Third Place: Photo Credit: SolarDecathlon.org
About the third place house, the judging results stated:
They were one of five teams to score a perfect 100 points in the Hot Water contest and one of seven teams to score a perfect 100 points in the Energy Balance contest.
Each home was attractive and exciting in terms of fresh thinking. Even curmudgeonly Bruce Sterling announced on this Wired blog that the homes are gorgeous. The Santa Clara team earned kudos for its diversity with a headline in Product Global that says, "Team Diversity in Product Development and Design Can Do Wonders." When describing what that diversity actually is, Product Global quotes the Santa Clara University team leader, who said:
Our strength was in the diversity of our team," Bickford said. "We are dominated by engineers, but we brought on communications majors, philosophers, anthropologists, artists.
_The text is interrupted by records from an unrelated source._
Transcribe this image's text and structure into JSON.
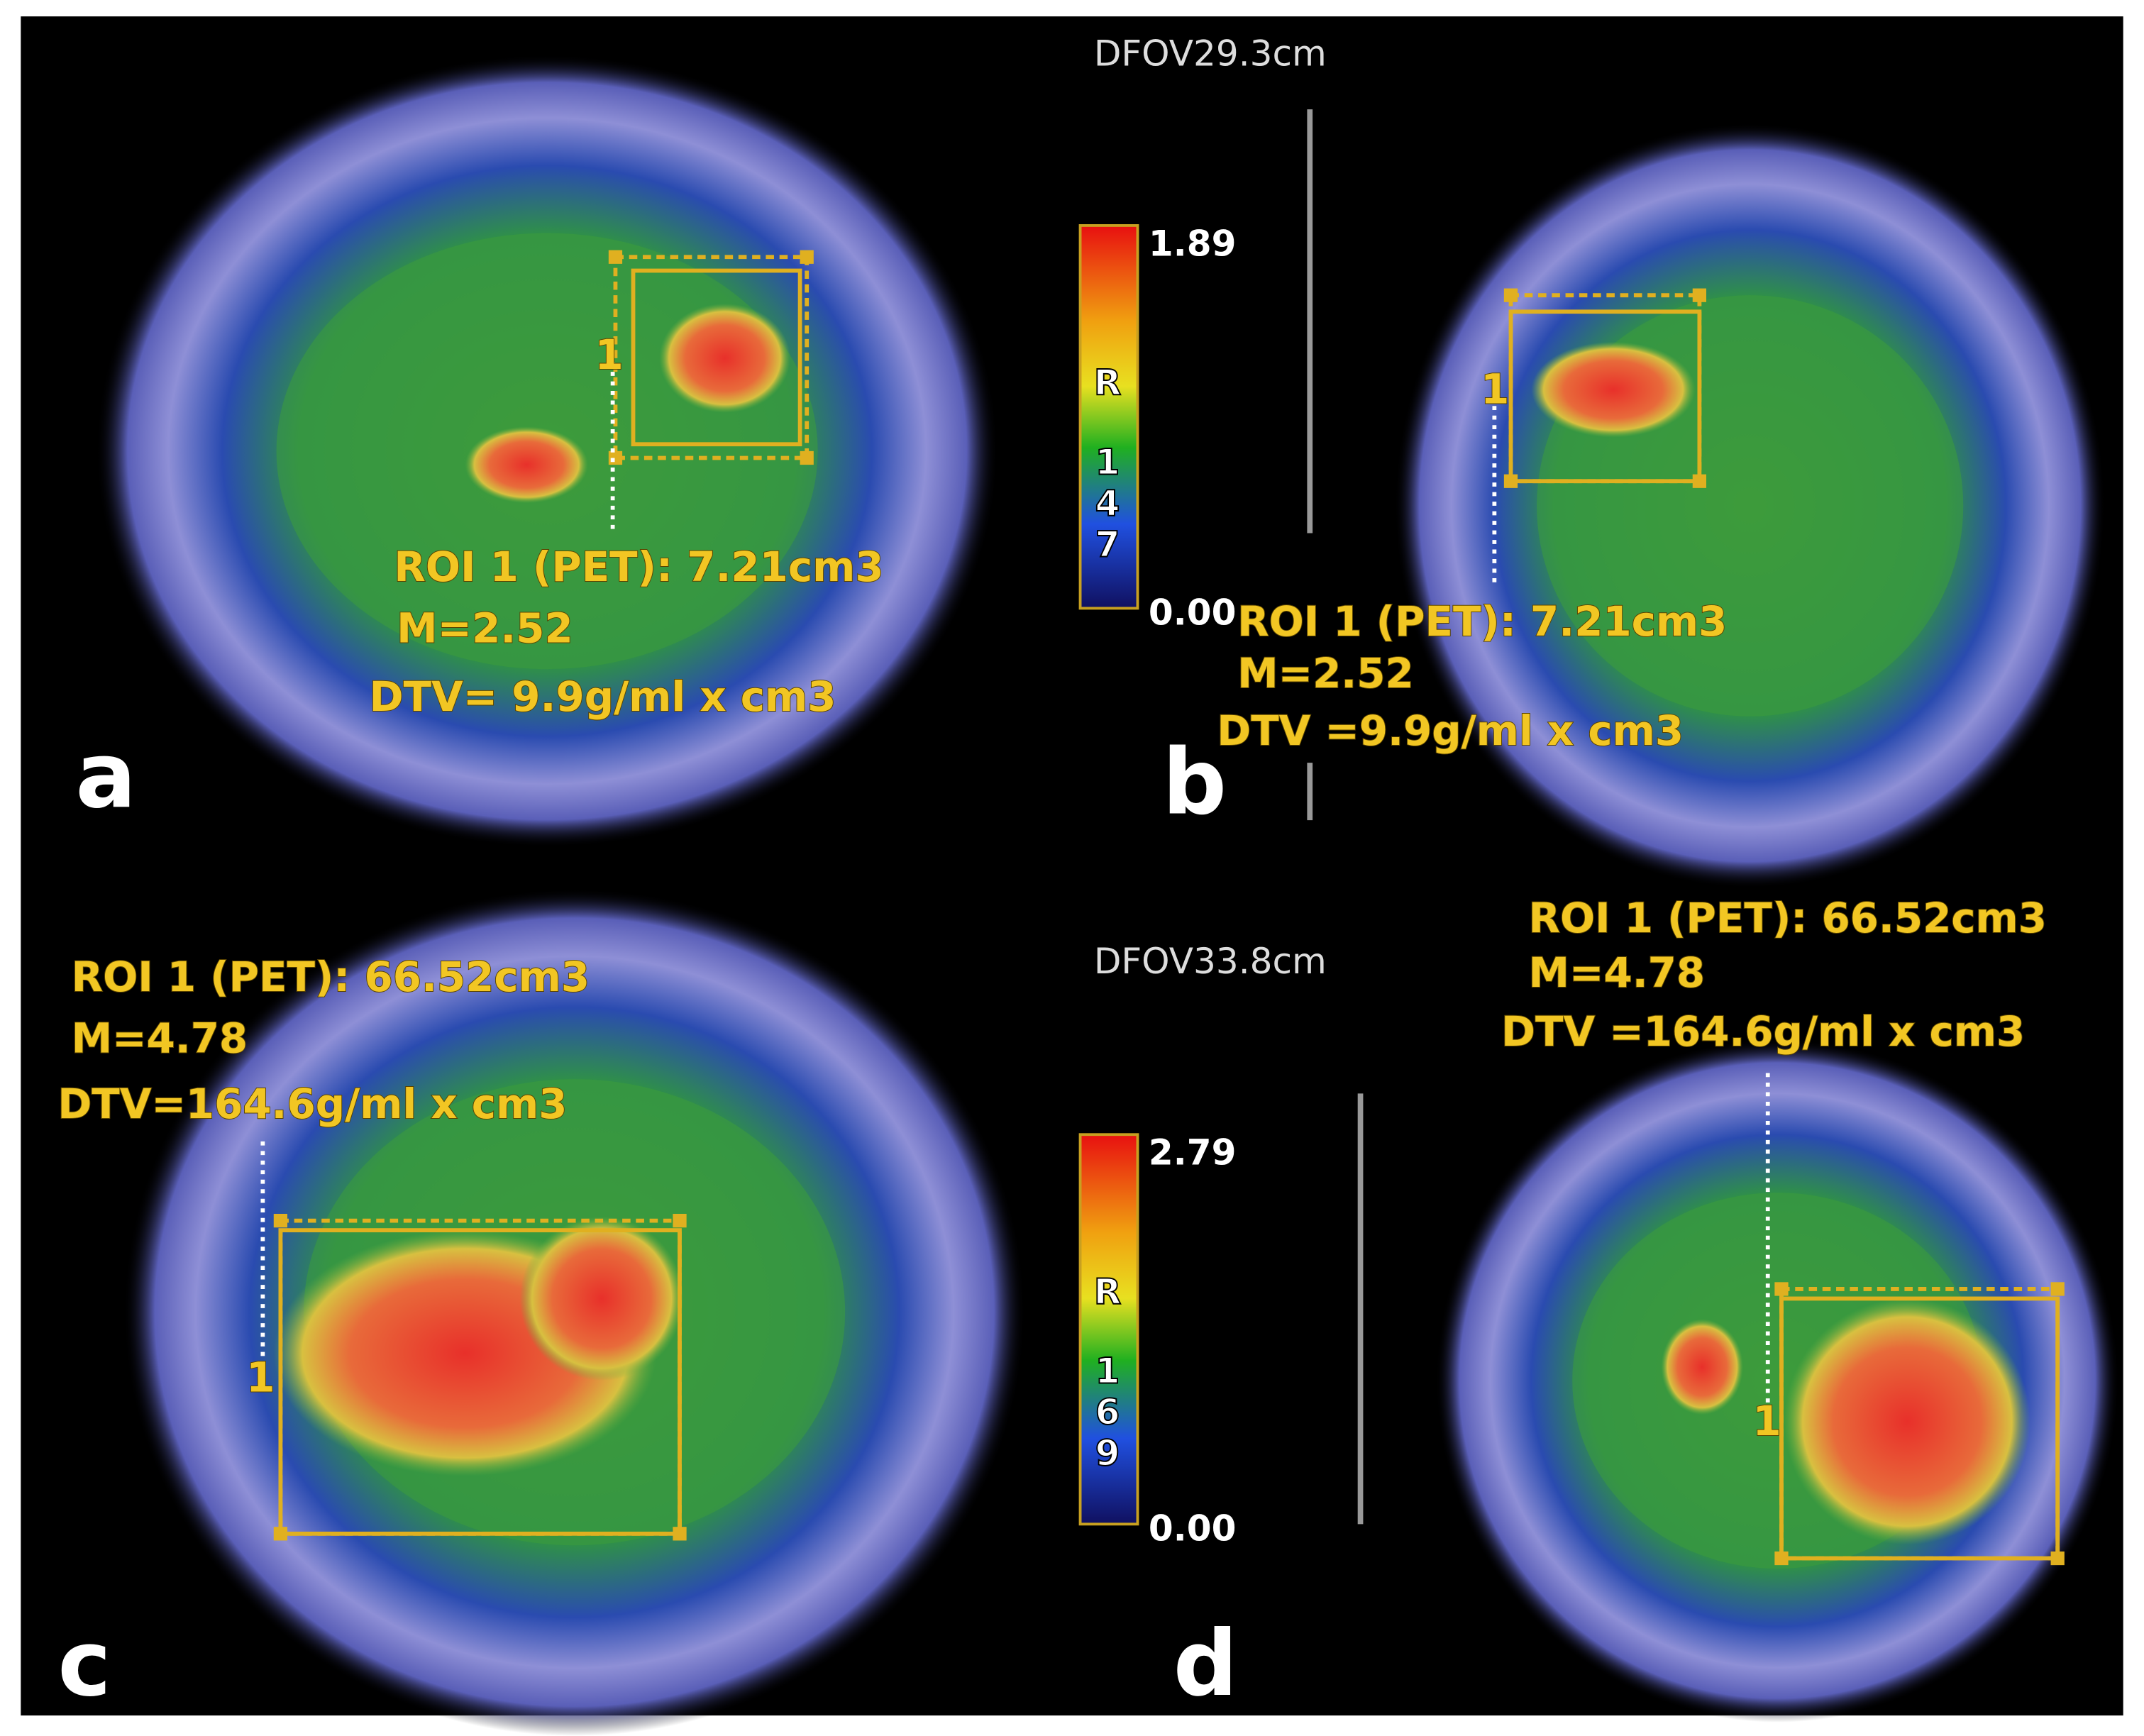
{
  "panels": [
    {
      "label": "a",
      "roi": "ROI 1 (PET): 7.21cm3",
      "mean": "M=2.52",
      "dtv": "DTV= 9.9g/ml x cm3",
      "marker": "1"
    },
    {
      "label": "b",
      "roi": "ROI 1 (PET): 7.21cm3",
      "mean": "M=2.52",
      "dtv": "DTV =9.9g/ml x cm3",
      "marker": "1"
    },
    {
      "label": "c",
      "roi": "ROI 1 (PET): 66.52cm3",
      "mean": "M=4.78",
      "dtv": "DTV=164.6g/ml x cm3",
      "marker": "1"
    },
    {
      "label": "d",
      "roi": "ROI 1 (PET): 66.52cm3",
      "mean": "M=4.78",
      "dtv": "DTV =164.6g/ml x cm3",
      "marker": "1"
    }
  ],
  "scales": [
    {
      "dfov": "DFOV29.3cm",
      "max": "1.89",
      "min": "0.00",
      "letter": "R",
      "code": "147"
    },
    {
      "dfov": "DFOV33.8cm",
      "max": "2.79",
      "min": "0.00",
      "letter": "R",
      "code": "169"
    }
  ]
}
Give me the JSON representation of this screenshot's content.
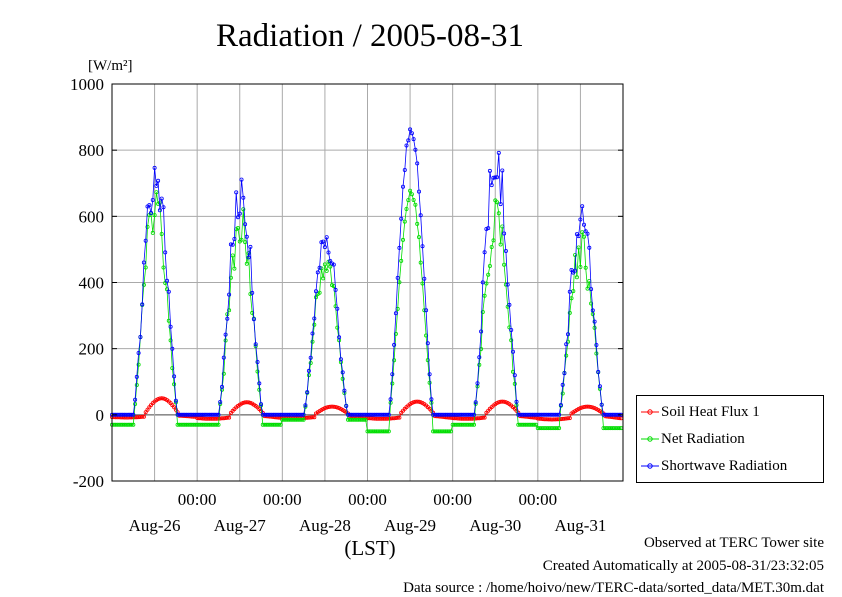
{
  "chart_data": {
    "type": "line",
    "title": "Radiation / 2005-08-31",
    "yunit": "[W/m²]",
    "ylim": [
      -200,
      1000
    ],
    "yticks": [
      -200,
      0,
      200,
      400,
      600,
      800,
      1000
    ],
    "xlabel": "(LST)",
    "xlim": [
      0,
      6
    ],
    "time_tick_labels": [
      "00:00",
      "00:00",
      "00:00",
      "00:00",
      "00:00"
    ],
    "day_labels": [
      "Aug-26",
      "Aug-27",
      "Aug-28",
      "Aug-29",
      "Aug-30",
      "Aug-31"
    ],
    "grid": true,
    "legend_position": "right",
    "series": [
      {
        "name": "Soil Heat Flux 1",
        "color": "#ff0000",
        "peaks": [
          50,
          38,
          25,
          40,
          40,
          25
        ],
        "night": [
          -8,
          -12,
          -10,
          -12,
          -12,
          -14
        ]
      },
      {
        "name": "Net Radiation",
        "color": "#00dd00",
        "peaks": [
          720,
          640,
          520,
          690,
          660,
          560
        ],
        "night": [
          -30,
          -30,
          -15,
          -50,
          -30,
          -40
        ]
      },
      {
        "name": "Shortwave Radiation",
        "color": "#0000ff",
        "peaks": [
          835,
          745,
          590,
          885,
          855,
          640
        ],
        "night": [
          0,
          0,
          0,
          0,
          0,
          0
        ]
      }
    ]
  },
  "footer": {
    "line1": "Observed at TERC Tower site",
    "line2": "Created Automatically at 2005-08-31/23:32:05",
    "line3": "Data source : /home/hoivo/new/TERC-data/sorted_data/MET.30m.dat"
  }
}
While the group debated various aspects of the project, "those struggles are what made it a good house," he said. "Those diverse and creative thoughts produced a better product than any one discipline could have by themselves.
In terms of what you can do as a consumer, I mentioned that there is a list of the products on the web site. They also explain the type of solar technology that the houses used.
The Solar Decathlon provides a model to consumers. The teams' solar houses use only energy from the sun to power our modern lifestyle — where we work hard, move fast, and have the luxury of doing what we want, when we want. While these solar houses are on the cutting edge, they also use many tried and true ideas that consumers can incorporate into their everyday lives.
The Solar Decathlon provides consumers the opportunity to witness solar energy alternatives and energy efficiency technologies in action. The teams employ two types of solar energy: solar thermal and solar electric. Solar thermal technologies use collectors to absorb the sun's light energy and change it into heat energy that can be used to generate heated water or for domestic water use, space heating, and space cooling. Solar electric, or photovoltaic (PV), technologies use semiconductor materials to convert sunlight directly to electricity.
A list of videos from various sources relating to the Solar Decathlon can be found at Technorati.
Over 1600 photos from a search on solar decathlon 2007 are available at Flickr.
Software used by the Santa Clara team is described at Design News.